From 6b5c4a3a1bf05c7d49d32ba95c2363d1c49a302d Mon Sep 17 00:00:00 2001
From: Ching L <loooching@gmail.com>
Date: Wed, 3 Dec 2025 16:07:42 +0800
Subject: [PATCH]   refactor(crawler): replace requests with selenium for web
 scraping

  - Replaced requests + BeautifulSoup with Selenium WebDriver
  - Added Chrome WebDriver with headless mode support
  - Updated HTML element extraction to use Selenium locators
  - Fixed logger path to use local directory for cross-platform compatibility
  - Added proper error handling for element extraction
  - Maintained compatibility with existing Redis and Mastodon functionality
---
 crawler.py | 187 ++++++++++++++++++++++++++++++++++++-----------------
 1 file changed, 129 insertions(+), 58 deletions(-)

diff --git a/crawler.py b/crawler.py
index 6899733..f341277 100644
--- a/crawler.py
+++ b/crawler.py
@@ -2,18 +2,27 @@
 
 
 import requests
-from bs4 import BeautifulSoup
 import re
 import redis
 import json
 from loguru import logger
+from selenium import webdriver
+from selenium.webdriver.common.by import By
+from selenium.webdriver.support.ui import WebDriverWait
+from selenium.webdriver.support import expected_conditions as EC
+from selenium.webdriver.chrome.options import Options
+from selenium.common.exceptions import TimeoutException, NoSuchElementException
+import time
 
 from mastodon import Mastodon
 
 
-# logging.basicConfig(filename='/root/develop/log/chh-craler.log', level=logging.INFO)

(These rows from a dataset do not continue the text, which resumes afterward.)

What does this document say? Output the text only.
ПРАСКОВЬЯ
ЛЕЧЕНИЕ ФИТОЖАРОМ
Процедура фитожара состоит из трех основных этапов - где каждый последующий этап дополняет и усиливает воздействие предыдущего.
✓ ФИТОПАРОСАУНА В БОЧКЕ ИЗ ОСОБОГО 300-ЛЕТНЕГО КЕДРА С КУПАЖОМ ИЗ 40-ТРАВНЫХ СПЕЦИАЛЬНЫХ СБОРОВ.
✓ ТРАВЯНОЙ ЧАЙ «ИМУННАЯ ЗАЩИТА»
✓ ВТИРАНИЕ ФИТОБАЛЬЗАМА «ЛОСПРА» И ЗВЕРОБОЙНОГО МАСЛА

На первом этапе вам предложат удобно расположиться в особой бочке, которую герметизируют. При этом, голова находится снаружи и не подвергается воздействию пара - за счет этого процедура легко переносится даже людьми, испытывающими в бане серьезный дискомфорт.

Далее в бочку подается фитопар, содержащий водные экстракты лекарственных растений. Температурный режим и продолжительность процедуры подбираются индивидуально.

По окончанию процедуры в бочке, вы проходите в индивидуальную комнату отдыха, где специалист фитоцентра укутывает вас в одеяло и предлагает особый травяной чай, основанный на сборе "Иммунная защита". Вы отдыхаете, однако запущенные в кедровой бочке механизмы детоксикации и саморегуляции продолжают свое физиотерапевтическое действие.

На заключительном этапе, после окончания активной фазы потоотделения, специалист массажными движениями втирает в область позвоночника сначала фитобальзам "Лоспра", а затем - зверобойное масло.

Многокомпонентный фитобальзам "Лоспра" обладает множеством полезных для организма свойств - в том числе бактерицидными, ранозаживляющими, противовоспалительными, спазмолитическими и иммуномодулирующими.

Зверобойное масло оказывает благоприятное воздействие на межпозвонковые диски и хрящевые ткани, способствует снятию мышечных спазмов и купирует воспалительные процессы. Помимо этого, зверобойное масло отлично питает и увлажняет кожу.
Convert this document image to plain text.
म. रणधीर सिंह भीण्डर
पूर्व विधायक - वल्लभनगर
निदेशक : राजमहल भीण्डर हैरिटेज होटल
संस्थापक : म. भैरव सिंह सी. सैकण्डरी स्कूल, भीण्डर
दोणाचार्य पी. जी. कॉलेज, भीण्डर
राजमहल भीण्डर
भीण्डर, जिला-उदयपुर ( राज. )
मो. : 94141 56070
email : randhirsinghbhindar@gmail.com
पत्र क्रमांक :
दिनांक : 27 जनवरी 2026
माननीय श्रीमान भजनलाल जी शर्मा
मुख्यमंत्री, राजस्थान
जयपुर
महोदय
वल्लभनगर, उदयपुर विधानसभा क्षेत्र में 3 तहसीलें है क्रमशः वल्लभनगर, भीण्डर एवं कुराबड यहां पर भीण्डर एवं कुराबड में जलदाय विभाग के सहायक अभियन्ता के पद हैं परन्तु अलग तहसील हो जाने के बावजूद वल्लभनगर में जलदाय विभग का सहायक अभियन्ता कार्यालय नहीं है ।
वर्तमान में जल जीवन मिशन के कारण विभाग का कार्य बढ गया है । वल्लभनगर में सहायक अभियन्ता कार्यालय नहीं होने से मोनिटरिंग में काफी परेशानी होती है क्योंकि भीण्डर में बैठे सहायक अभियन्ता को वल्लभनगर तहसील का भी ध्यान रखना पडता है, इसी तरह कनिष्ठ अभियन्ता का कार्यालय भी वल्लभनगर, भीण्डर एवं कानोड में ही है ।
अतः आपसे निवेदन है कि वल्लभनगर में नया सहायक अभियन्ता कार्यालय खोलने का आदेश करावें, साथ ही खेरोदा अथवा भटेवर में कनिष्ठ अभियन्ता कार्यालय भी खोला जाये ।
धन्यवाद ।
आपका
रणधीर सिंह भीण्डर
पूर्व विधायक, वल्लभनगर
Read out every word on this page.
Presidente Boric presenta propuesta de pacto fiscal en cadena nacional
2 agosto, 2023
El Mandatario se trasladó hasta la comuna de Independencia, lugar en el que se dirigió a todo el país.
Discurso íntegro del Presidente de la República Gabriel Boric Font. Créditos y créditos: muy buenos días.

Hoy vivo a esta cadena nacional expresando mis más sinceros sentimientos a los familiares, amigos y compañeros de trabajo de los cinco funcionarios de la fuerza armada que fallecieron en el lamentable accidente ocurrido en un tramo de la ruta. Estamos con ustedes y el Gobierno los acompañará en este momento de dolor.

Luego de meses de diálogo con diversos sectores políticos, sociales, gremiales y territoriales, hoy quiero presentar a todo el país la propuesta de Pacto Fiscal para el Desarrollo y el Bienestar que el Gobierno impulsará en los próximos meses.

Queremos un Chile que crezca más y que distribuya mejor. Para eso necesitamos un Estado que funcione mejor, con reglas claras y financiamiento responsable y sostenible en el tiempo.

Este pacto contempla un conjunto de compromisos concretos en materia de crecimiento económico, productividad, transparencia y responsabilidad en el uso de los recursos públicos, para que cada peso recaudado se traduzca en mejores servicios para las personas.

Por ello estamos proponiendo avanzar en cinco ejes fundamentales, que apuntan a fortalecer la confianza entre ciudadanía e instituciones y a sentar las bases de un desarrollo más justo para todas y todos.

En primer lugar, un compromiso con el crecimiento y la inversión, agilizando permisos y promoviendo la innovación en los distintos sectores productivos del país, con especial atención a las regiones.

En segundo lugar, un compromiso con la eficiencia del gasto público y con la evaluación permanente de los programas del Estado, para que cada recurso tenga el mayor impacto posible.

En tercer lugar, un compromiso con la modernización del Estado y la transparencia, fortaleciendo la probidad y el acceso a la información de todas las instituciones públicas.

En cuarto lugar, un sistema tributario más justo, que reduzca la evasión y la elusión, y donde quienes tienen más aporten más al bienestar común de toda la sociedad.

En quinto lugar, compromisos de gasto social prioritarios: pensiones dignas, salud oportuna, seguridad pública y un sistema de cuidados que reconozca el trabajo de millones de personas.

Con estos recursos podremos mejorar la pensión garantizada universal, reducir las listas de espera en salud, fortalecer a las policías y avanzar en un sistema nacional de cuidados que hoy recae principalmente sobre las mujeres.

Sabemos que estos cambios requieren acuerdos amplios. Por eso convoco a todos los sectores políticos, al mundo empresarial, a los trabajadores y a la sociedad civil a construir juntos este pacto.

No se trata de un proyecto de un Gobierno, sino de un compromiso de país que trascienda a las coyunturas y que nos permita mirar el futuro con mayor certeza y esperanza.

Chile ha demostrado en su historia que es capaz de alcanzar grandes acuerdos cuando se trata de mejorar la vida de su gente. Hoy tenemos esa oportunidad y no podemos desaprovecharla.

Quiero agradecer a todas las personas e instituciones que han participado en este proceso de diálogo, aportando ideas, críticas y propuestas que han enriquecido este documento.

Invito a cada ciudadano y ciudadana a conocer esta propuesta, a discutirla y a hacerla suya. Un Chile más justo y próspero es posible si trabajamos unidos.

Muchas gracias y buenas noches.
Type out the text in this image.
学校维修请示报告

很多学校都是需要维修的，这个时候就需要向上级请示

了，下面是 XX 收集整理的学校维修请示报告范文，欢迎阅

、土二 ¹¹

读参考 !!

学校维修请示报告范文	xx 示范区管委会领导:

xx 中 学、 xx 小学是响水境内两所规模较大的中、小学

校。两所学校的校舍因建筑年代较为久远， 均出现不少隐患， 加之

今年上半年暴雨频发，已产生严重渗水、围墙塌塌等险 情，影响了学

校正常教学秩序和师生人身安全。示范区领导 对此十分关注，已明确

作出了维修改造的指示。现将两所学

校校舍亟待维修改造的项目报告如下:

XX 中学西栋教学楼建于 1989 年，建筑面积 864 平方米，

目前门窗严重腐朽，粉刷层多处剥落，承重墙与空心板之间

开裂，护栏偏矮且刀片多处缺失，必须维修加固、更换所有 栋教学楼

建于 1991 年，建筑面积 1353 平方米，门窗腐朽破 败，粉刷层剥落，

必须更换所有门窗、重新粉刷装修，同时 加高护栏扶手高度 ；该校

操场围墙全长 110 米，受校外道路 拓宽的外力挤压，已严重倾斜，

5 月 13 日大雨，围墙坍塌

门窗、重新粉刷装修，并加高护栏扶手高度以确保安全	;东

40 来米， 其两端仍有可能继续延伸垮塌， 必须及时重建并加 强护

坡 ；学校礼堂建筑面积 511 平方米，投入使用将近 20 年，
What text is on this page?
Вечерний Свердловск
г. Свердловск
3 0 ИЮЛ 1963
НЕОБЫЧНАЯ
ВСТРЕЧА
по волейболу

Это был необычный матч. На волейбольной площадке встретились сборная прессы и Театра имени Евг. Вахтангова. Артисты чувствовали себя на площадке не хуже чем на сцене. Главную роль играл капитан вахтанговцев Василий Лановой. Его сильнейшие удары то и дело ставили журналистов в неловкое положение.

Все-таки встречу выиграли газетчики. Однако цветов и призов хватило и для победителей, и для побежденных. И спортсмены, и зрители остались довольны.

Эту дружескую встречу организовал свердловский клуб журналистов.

-# logger = logging.getLogger('/root/develop/log/chh-craler.log')
-logger.add('/root/develop/log/chh-craler.log', level='INFO')
+# Configure logger - use local path for macOS
+import os
+log_dir = './logs'
+if not os.path.exists(log_dir):
+    os.makedirs(log_dir)
+logger.add('./logs/chh-crawler.log', level='INFO')
 
 
 # connect to redis with password
@@ -45,22 +54,53 @@ def url_shorten(url):
   else:
     return url
 
+def setup_driver():
+  """Configure and initialize Chrome WebDriver"""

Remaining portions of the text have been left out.